We are too easily misled, in exhorting American authors to a proper humility, because we forget that the invention of printing has in a manner placed all nations on a level. Literature is the only art whose choicest works are easily transportable. Once secure a public library in every town—a condition now in process [48] of fulfilment in our older American States —and every bright boy or girl has a literary Louvre and Vatican at command. Given a taste for literature and there are at hand all the masters of the art—Plato and Homer, Cicero and Horace, Dante, Shakespeare, and Goethe. Travel is still needed, but not for books—only for other forms of art, for variety of acquaintanceship, and for the habit of dealing with men and women of many nationalities. The most fastidious American in Europe should not look with shame, but with pride and hope, upon those throngs of his fellow-countrymen whom he sees crowding the art-galleries of Europe, looking about them as ignorantly, if you please, as the German barbarians when they entered Rome. It is not so hard to gain culture; the thing almost impossible to obtain, unless it be born in us, is the spirit of initiative, of self-confidence. That is the gift with which great nations begin; we now owe our chief knowledge of Roman literature and art to the descendants of those Northern barbarians.
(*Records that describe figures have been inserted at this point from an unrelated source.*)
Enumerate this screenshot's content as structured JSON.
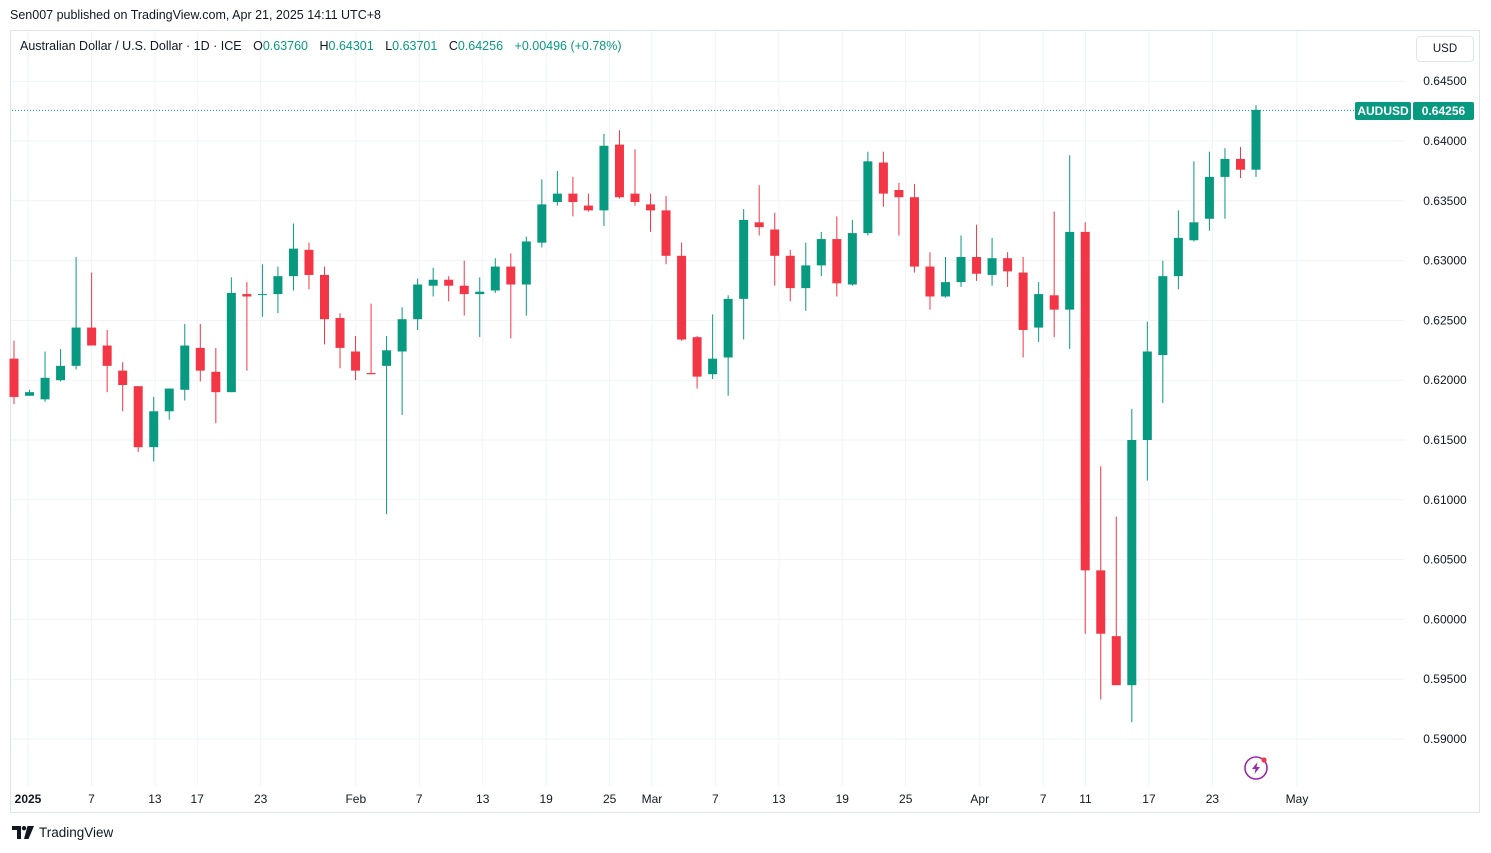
{
  "caption": "Sen007 published on TradingView.com, Apr 21, 2025 14:11 UTC+8",
  "legend": {
    "symbol": "Australian Dollar / U.S. Dollar · 1D · ICE",
    "o_label": "O",
    "o_value": "0.63760",
    "h_label": "H",
    "h_value": "0.64301",
    "l_label": "L",
    "l_value": "0.63701",
    "c_label": "C",
    "c_value": "0.64256",
    "change": "+0.00496 (+0.78%)"
  },
  "currency": "USD",
  "last_price": {
    "symbol": "AUDUSD",
    "price": "0.64256"
  },
  "brand": "TradingView",
  "colors": {
    "up": "#089981",
    "down": "#f23645",
    "grid": "#f0f3fa",
    "text": "#131722"
  },
  "icons": {
    "brand": "tradingview-logo-icon",
    "flash": "lightning-icon"
  },
  "chart_data": {
    "type": "candlestick",
    "x_unit": "trading day (Jan 2 2025 to Apr 21 2025)",
    "y_ticks": [
      "0.64500",
      "0.64000",
      "0.63500",
      "0.63000",
      "0.62500",
      "0.62000",
      "0.61500",
      "0.61000",
      "0.60500",
      "0.60000",
      "0.59500",
      "0.59000"
    ],
    "ylim": [
      0.5878,
      0.6468
    ],
    "grid": true,
    "x_ticks": [
      {
        "label": "2025",
        "date": "2025-01-01",
        "bold": true
      },
      {
        "label": "7",
        "date": "2025-01-07"
      },
      {
        "label": "13",
        "date": "2025-01-13"
      },
      {
        "label": "17",
        "date": "2025-01-17"
      },
      {
        "label": "23",
        "date": "2025-01-23"
      },
      {
        "label": "Feb",
        "date": "2025-02-01"
      },
      {
        "label": "7",
        "date": "2025-02-07"
      },
      {
        "label": "13",
        "date": "2025-02-13"
      },
      {
        "label": "19",
        "date": "2025-02-19"
      },
      {
        "label": "25",
        "date": "2025-02-25"
      },
      {
        "label": "Mar",
        "date": "2025-03-01"
      },
      {
        "label": "7",
        "date": "2025-03-07"
      },
      {
        "label": "13",
        "date": "2025-03-13"
      },
      {
        "label": "19",
        "date": "2025-03-19"
      },
      {
        "label": "25",
        "date": "2025-03-25"
      },
      {
        "label": "Apr",
        "date": "2025-04-01"
      },
      {
        "label": "7",
        "date": "2025-04-07"
      },
      {
        "label": "11",
        "date": "2025-04-11"
      },
      {
        "label": "17",
        "date": "2025-04-17"
      },
      {
        "label": "23",
        "date": "2025-04-23"
      },
      {
        "label": "May",
        "date": "2025-05-01"
      }
    ],
    "candles": [
      {
        "date": "2025-01-02",
        "o": 0.6218,
        "h": 0.6233,
        "l": 0.618,
        "c": 0.6186
      },
      {
        "date": "2025-01-03",
        "o": 0.6187,
        "h": 0.6192,
        "l": 0.6187,
        "c": 0.619
      },
      {
        "date": "2025-01-06",
        "o": 0.6184,
        "h": 0.6224,
        "l": 0.6182,
        "c": 0.6202
      },
      {
        "date": "2025-01-07",
        "o": 0.62,
        "h": 0.6226,
        "l": 0.6199,
        "c": 0.6212
      },
      {
        "date": "2025-01-08",
        "o": 0.6212,
        "h": 0.6303,
        "l": 0.6209,
        "c": 0.6244
      },
      {
        "date": "2025-01-09",
        "o": 0.6244,
        "h": 0.629,
        "l": 0.6229,
        "c": 0.6229
      },
      {
        "date": "2025-01-10",
        "o": 0.6229,
        "h": 0.6242,
        "l": 0.619,
        "c": 0.6212
      },
      {
        "date": "2025-01-13",
        "o": 0.6208,
        "h": 0.6215,
        "l": 0.6174,
        "c": 0.6196
      },
      {
        "date": "2025-01-14",
        "o": 0.6195,
        "h": 0.6195,
        "l": 0.614,
        "c": 0.6144
      },
      {
        "date": "2025-01-15",
        "o": 0.6144,
        "h": 0.6186,
        "l": 0.6132,
        "c": 0.6174
      },
      {
        "date": "2025-01-16",
        "o": 0.6174,
        "h": 0.6193,
        "l": 0.6167,
        "c": 0.6193
      },
      {
        "date": "2025-01-17",
        "o": 0.6192,
        "h": 0.6247,
        "l": 0.6183,
        "c": 0.6229
      },
      {
        "date": "2025-01-20",
        "o": 0.6227,
        "h": 0.6247,
        "l": 0.6199,
        "c": 0.6208
      },
      {
        "date": "2025-01-21",
        "o": 0.6207,
        "h": 0.6227,
        "l": 0.6164,
        "c": 0.619
      },
      {
        "date": "2025-01-22",
        "o": 0.619,
        "h": 0.6286,
        "l": 0.619,
        "c": 0.6273
      },
      {
        "date": "2025-01-23",
        "o": 0.6272,
        "h": 0.6282,
        "l": 0.6208,
        "c": 0.627
      },
      {
        "date": "2025-01-24",
        "o": 0.6272,
        "h": 0.6297,
        "l": 0.6253,
        "c": 0.6272
      },
      {
        "date": "2025-01-27",
        "o": 0.6272,
        "h": 0.6295,
        "l": 0.6256,
        "c": 0.6287
      },
      {
        "date": "2025-01-28",
        "o": 0.6287,
        "h": 0.6331,
        "l": 0.6275,
        "c": 0.631
      },
      {
        "date": "2025-01-29",
        "o": 0.6309,
        "h": 0.6315,
        "l": 0.6276,
        "c": 0.6288
      },
      {
        "date": "2025-01-30",
        "o": 0.6288,
        "h": 0.6295,
        "l": 0.623,
        "c": 0.6251
      },
      {
        "date": "2025-01-31",
        "o": 0.6252,
        "h": 0.6256,
        "l": 0.621,
        "c": 0.6227
      },
      {
        "date": "2025-02-03",
        "o": 0.6224,
        "h": 0.6237,
        "l": 0.62,
        "c": 0.6208
      },
      {
        "date": "2025-02-04",
        "o": 0.6206,
        "h": 0.6264,
        "l": 0.6205,
        "c": 0.6205
      },
      {
        "date": "2025-02-05",
        "o": 0.6212,
        "h": 0.6237,
        "l": 0.6088,
        "c": 0.6225
      },
      {
        "date": "2025-02-06",
        "o": 0.6224,
        "h": 0.6261,
        "l": 0.6171,
        "c": 0.6251
      },
      {
        "date": "2025-02-07",
        "o": 0.6251,
        "h": 0.6285,
        "l": 0.6242,
        "c": 0.628
      },
      {
        "date": "2025-02-10",
        "o": 0.6279,
        "h": 0.6294,
        "l": 0.627,
        "c": 0.6284
      },
      {
        "date": "2025-02-11",
        "o": 0.6284,
        "h": 0.6287,
        "l": 0.6266,
        "c": 0.6279
      },
      {
        "date": "2025-02-12",
        "o": 0.6279,
        "h": 0.63,
        "l": 0.6254,
        "c": 0.6272
      },
      {
        "date": "2025-02-13",
        "o": 0.6272,
        "h": 0.6286,
        "l": 0.6236,
        "c": 0.6274
      },
      {
        "date": "2025-02-14",
        "o": 0.6275,
        "h": 0.6302,
        "l": 0.6273,
        "c": 0.6295
      },
      {
        "date": "2025-02-17",
        "o": 0.6295,
        "h": 0.6306,
        "l": 0.6235,
        "c": 0.628
      },
      {
        "date": "2025-02-18",
        "o": 0.628,
        "h": 0.632,
        "l": 0.6254,
        "c": 0.6316
      },
      {
        "date": "2025-02-19",
        "o": 0.6315,
        "h": 0.6368,
        "l": 0.6311,
        "c": 0.6347
      },
      {
        "date": "2025-02-20",
        "o": 0.6349,
        "h": 0.6375,
        "l": 0.6346,
        "c": 0.6356
      },
      {
        "date": "2025-02-21",
        "o": 0.6356,
        "h": 0.637,
        "l": 0.6337,
        "c": 0.6349
      },
      {
        "date": "2025-02-24",
        "o": 0.6346,
        "h": 0.6356,
        "l": 0.6341,
        "c": 0.6342
      },
      {
        "date": "2025-02-25",
        "o": 0.6342,
        "h": 0.6406,
        "l": 0.6329,
        "c": 0.6396
      },
      {
        "date": "2025-02-26",
        "o": 0.6397,
        "h": 0.6409,
        "l": 0.6352,
        "c": 0.6353
      },
      {
        "date": "2025-02-27",
        "o": 0.6356,
        "h": 0.6393,
        "l": 0.6346,
        "c": 0.6349
      },
      {
        "date": "2025-02-28",
        "o": 0.6347,
        "h": 0.6356,
        "l": 0.6324,
        "c": 0.6342
      },
      {
        "date": "2025-03-03",
        "o": 0.6342,
        "h": 0.6354,
        "l": 0.6297,
        "c": 0.6304
      },
      {
        "date": "2025-03-04",
        "o": 0.6304,
        "h": 0.6315,
        "l": 0.6233,
        "c": 0.6234
      },
      {
        "date": "2025-03-05",
        "o": 0.6236,
        "h": 0.6237,
        "l": 0.6193,
        "c": 0.6203
      },
      {
        "date": "2025-03-06",
        "o": 0.6205,
        "h": 0.6255,
        "l": 0.6201,
        "c": 0.6218
      },
      {
        "date": "2025-03-07",
        "o": 0.6219,
        "h": 0.6271,
        "l": 0.6187,
        "c": 0.6268
      },
      {
        "date": "2025-03-10",
        "o": 0.6268,
        "h": 0.6343,
        "l": 0.6234,
        "c": 0.6334
      },
      {
        "date": "2025-03-11",
        "o": 0.6332,
        "h": 0.6363,
        "l": 0.6321,
        "c": 0.6328
      },
      {
        "date": "2025-03-12",
        "o": 0.6326,
        "h": 0.634,
        "l": 0.6279,
        "c": 0.6304
      },
      {
        "date": "2025-03-13",
        "o": 0.6304,
        "h": 0.6309,
        "l": 0.6266,
        "c": 0.6277
      },
      {
        "date": "2025-03-14",
        "o": 0.6277,
        "h": 0.6315,
        "l": 0.6258,
        "c": 0.6296
      },
      {
        "date": "2025-03-17",
        "o": 0.6296,
        "h": 0.6324,
        "l": 0.6287,
        "c": 0.6318
      },
      {
        "date": "2025-03-18",
        "o": 0.6318,
        "h": 0.6337,
        "l": 0.627,
        "c": 0.6281
      },
      {
        "date": "2025-03-19",
        "o": 0.628,
        "h": 0.6334,
        "l": 0.6279,
        "c": 0.6323
      },
      {
        "date": "2025-03-20",
        "o": 0.6323,
        "h": 0.6391,
        "l": 0.6321,
        "c": 0.6383
      },
      {
        "date": "2025-03-21",
        "o": 0.6382,
        "h": 0.6391,
        "l": 0.6345,
        "c": 0.6356
      },
      {
        "date": "2025-03-24",
        "o": 0.6359,
        "h": 0.6365,
        "l": 0.6321,
        "c": 0.6353
      },
      {
        "date": "2025-03-25",
        "o": 0.6353,
        "h": 0.6364,
        "l": 0.629,
        "c": 0.6295
      },
      {
        "date": "2025-03-26",
        "o": 0.6295,
        "h": 0.6307,
        "l": 0.6259,
        "c": 0.627
      },
      {
        "date": "2025-03-27",
        "o": 0.627,
        "h": 0.6303,
        "l": 0.6269,
        "c": 0.6282
      },
      {
        "date": "2025-03-28",
        "o": 0.6282,
        "h": 0.6321,
        "l": 0.6278,
        "c": 0.6303
      },
      {
        "date": "2025-03-31",
        "o": 0.6303,
        "h": 0.633,
        "l": 0.6283,
        "c": 0.6289
      },
      {
        "date": "2025-04-01",
        "o": 0.6288,
        "h": 0.6319,
        "l": 0.6279,
        "c": 0.6302
      },
      {
        "date": "2025-04-02",
        "o": 0.6302,
        "h": 0.6307,
        "l": 0.6278,
        "c": 0.6291
      },
      {
        "date": "2025-04-03",
        "o": 0.629,
        "h": 0.6303,
        "l": 0.6219,
        "c": 0.6242
      },
      {
        "date": "2025-04-04",
        "o": 0.6244,
        "h": 0.6282,
        "l": 0.6232,
        "c": 0.6272
      },
      {
        "date": "2025-04-07",
        "o": 0.6271,
        "h": 0.6341,
        "l": 0.6236,
        "c": 0.6259
      },
      {
        "date": "2025-04-08",
        "o": 0.6259,
        "h": 0.6388,
        "l": 0.6226,
        "c": 0.6324
      },
      {
        "date": "2025-04-09",
        "o": 0.6324,
        "h": 0.6332,
        "l": 0.5988,
        "c": 0.6041
      },
      {
        "date": "2025-04-10",
        "o": 0.6041,
        "h": 0.6128,
        "l": 0.5933,
        "c": 0.5988
      },
      {
        "date": "2025-04-11",
        "o": 0.5986,
        "h": 0.6086,
        "l": 0.5945,
        "c": 0.5945
      },
      {
        "date": "2025-04-14",
        "o": 0.5945,
        "h": 0.6176,
        "l": 0.5914,
        "c": 0.615
      },
      {
        "date": "2025-04-15",
        "o": 0.615,
        "h": 0.6249,
        "l": 0.6116,
        "c": 0.6224
      },
      {
        "date": "2025-04-16",
        "o": 0.6221,
        "h": 0.63,
        "l": 0.6181,
        "c": 0.6287
      },
      {
        "date": "2025-04-17",
        "o": 0.6287,
        "h": 0.6342,
        "l": 0.6276,
        "c": 0.6319
      },
      {
        "date": "2025-04-18",
        "o": 0.6317,
        "h": 0.6383,
        "l": 0.6316,
        "c": 0.6332
      },
      {
        "date": "2025-04-21",
        "o": 0.6335,
        "h": 0.6391,
        "l": 0.6325,
        "c": 0.637
      },
      {
        "date": "2025-04-22",
        "o": 0.637,
        "h": 0.6394,
        "l": 0.6335,
        "c": 0.6385
      },
      {
        "date": "2025-04-23",
        "o": 0.6385,
        "h": 0.6395,
        "l": 0.6369,
        "c": 0.6376
      },
      {
        "date": "2025-04-24",
        "o": 0.6376,
        "h": 0.643,
        "l": 0.637,
        "c": 0.6426
      }
    ]
  }
}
And it must be kept in view, finally, that a cosmopolitan tribunal is at best but a court of [49] appeal, and is commonly valuable in proportion as the courts of preliminary jurisdiction have done their duty. The best preparation for going abroad is to know the worth of what one has seen at home. I remember to have been impressed with a little sense of dismay, on first nearing the shores of Europe, at the thought of what London and Paris might show me in the way of great human personalities; but I said to myself, ‘To one who has heard Emerson lecture, and Parker preach, and Garrison thunder, and Phillips persuade, there is no reason why Darwin or Victor Hugo should pass for more than mortal;’ and accordingly they did not. We shall not prepare ourselves for a cosmopolitan standard by ignoring our own great names or undervaluing the literary tradition that has produced them. When Stuart Newton, the artist, was asked, on first arriving in London from America, whether he did not enjoy the change, he answered honestly, ‘I here see such society occasionally, as I saw at home all the time.’ At this day the self-respecting American sometimes hears admissions in Europe which make him feel that we are already creating [50] a standard, not waiting to be judged by one. The most variously accomplished literary critic in England, the late Mark Pattison, said to me of certain American books then lately published, ‘Is such careful writing appreciated in the United States? It would not be in England.’ On the shores of a new continent, then, there was already a standard which was in one respect better than the cosmopolitan.